Ruger's in the AR market now:

http://thinkingafield.org/2014/10/ruger-introduces-ar-556.html


----------



## hassell (Feb 9, 2010)

Nice, I'm a ruger fan also.


----------



## sneakygroundbuzzard (Nov 1, 2012)

i seen one the other day at scheels in the AR display case

looked like a decent enough rifle.

never asked them to let me handle it,only because the wife said i cant buy any more for awhile.

i knew if i would handle it i would probably want it,so i just looked at it thru the glass and wire mesh front of the case.

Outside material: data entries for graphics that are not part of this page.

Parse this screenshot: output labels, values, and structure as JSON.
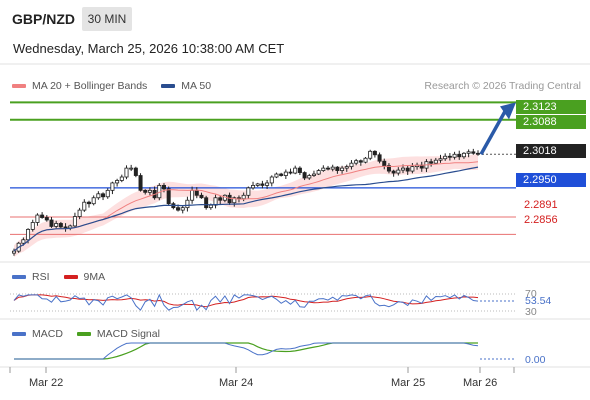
{
  "header": {
    "pair": "GBP/NZD",
    "timeframe": "30 MIN",
    "datetime": "Wednesday, March 25, 2026 10:38:00 AM CET"
  },
  "legend": {
    "main": [
      {
        "label": "MA 20 + Bollinger Bands",
        "color": "#f08080"
      },
      {
        "label": "MA 50",
        "color": "#2a4d8f"
      }
    ],
    "credit": "Research © 2026 Trading Central",
    "rsi": [
      {
        "label": "RSI",
        "color": "#4a72c8"
      },
      {
        "label": "9MA",
        "color": "#d42020"
      }
    ],
    "macd": [
      {
        "label": "MACD",
        "color": "#4a72c8"
      },
      {
        "label": "MACD Signal",
        "color": "#4aa020"
      }
    ]
  },
  "price_labels": {
    "target_high": "2.3123",
    "target_low": "2.3088",
    "current": "2.3018",
    "pivot": "2.2950",
    "support1": "2.2891",
    "support2": "2.2856"
  },
  "x_axis": {
    "ticks": [
      "Mar 22",
      "Mar 24",
      "Mar 25",
      "Mar 26"
    ]
  },
  "chart_data": [
    {
      "type": "candlestick",
      "title": "",
      "ylim": [
        2.28,
        2.314
      ],
      "levels": {
        "resistance": [
          2.3123,
          2.3088
        ],
        "pivot": 2.295,
        "support": [
          2.2891,
          2.2856
        ],
        "last": 2.3018
      },
      "close": [
        2.2822,
        2.2838,
        2.2845,
        2.2866,
        2.288,
        2.2895,
        2.289,
        2.2885,
        2.2872,
        2.2878,
        2.2871,
        2.2869,
        2.2873,
        2.2892,
        2.2905,
        2.2921,
        2.2918,
        2.293,
        2.2938,
        2.2932,
        2.2945,
        2.296,
        2.2965,
        2.2972,
        2.299,
        2.299,
        2.2975,
        2.2945,
        2.2941,
        2.2945,
        2.293,
        2.2955,
        2.2948,
        2.2918,
        2.291,
        2.2905,
        2.291,
        2.2925,
        2.2945,
        2.2935,
        2.293,
        2.291,
        2.2915,
        2.293,
        2.2925,
        2.2935,
        2.292,
        2.293,
        2.2928,
        2.2935,
        2.295,
        2.2955,
        2.2958,
        2.2955,
        2.296,
        2.2972,
        2.2978,
        2.2975,
        2.2982,
        2.298,
        2.299,
        2.2981,
        2.297,
        2.2975,
        2.2978,
        2.2985,
        2.299,
        2.2988,
        2.2992,
        2.2985,
        2.299,
        2.2993,
        2.3,
        2.3005,
        2.3002,
        2.301,
        2.3024,
        2.3017,
        2.3004,
        2.2995,
        2.2984,
        2.298,
        2.2986,
        2.299,
        2.2984,
        2.2993,
        2.2996,
        2.299,
        2.3003,
        2.3,
        2.3006,
        2.3009,
        2.3014,
        2.3012,
        2.3018,
        2.3013,
        2.302,
        2.3023,
        2.302,
        2.3018
      ],
      "bollinger_bands": {
        "upper_max": 2.3031,
        "lower_min": 2.2813
      }
    },
    {
      "type": "line",
      "title": "RSI",
      "ylim": [
        30,
        70
      ],
      "y_ticks": [
        70,
        30
      ],
      "last_value": "53.54",
      "series": [
        {
          "name": "RSI"
        },
        {
          "name": "9MA"
        }
      ]
    },
    {
      "type": "line",
      "title": "MACD",
      "zero_label": "0.00",
      "series": [
        {
          "name": "MACD"
        },
        {
          "name": "MACD Signal"
        }
      ]
    }
  ]
}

i too am a fan of most rugers


----------



## A10hunter (Jan 30, 2013)

I thought they already had one out before this, maybe it was in the AR-10 .308 caliber. I really like Ruger guns, but I'm limited out on AR's for now.


----------



## CO204yoter (Aug 9, 2010)

ruger has three ar platforms on the market the two high end ones are the sr556 and sr762 and they are great

the ar556 is there entry level gun and it has features on it that normally are only seen on higher end guns but at a price point of less than 700 at my store


----------



## Agney5 (Sep 28, 2013)

We had a couple in our shop 590 and they were gone quick, you can tell they went cheaper on some things. However for the money it is probably one of the best things going. Plus let's face a guy is going to buy one and eventually going to upgrade it to what he wants anyways. And if I'm not mistaken the other Ruger ar's are piston driven this is their first shot at direct impingent.


----------



## CO204yoter (Aug 9, 2010)

that is correct as well


----------



## knapper (Feb 5, 2010)

Just don't change it, good one lol.


----------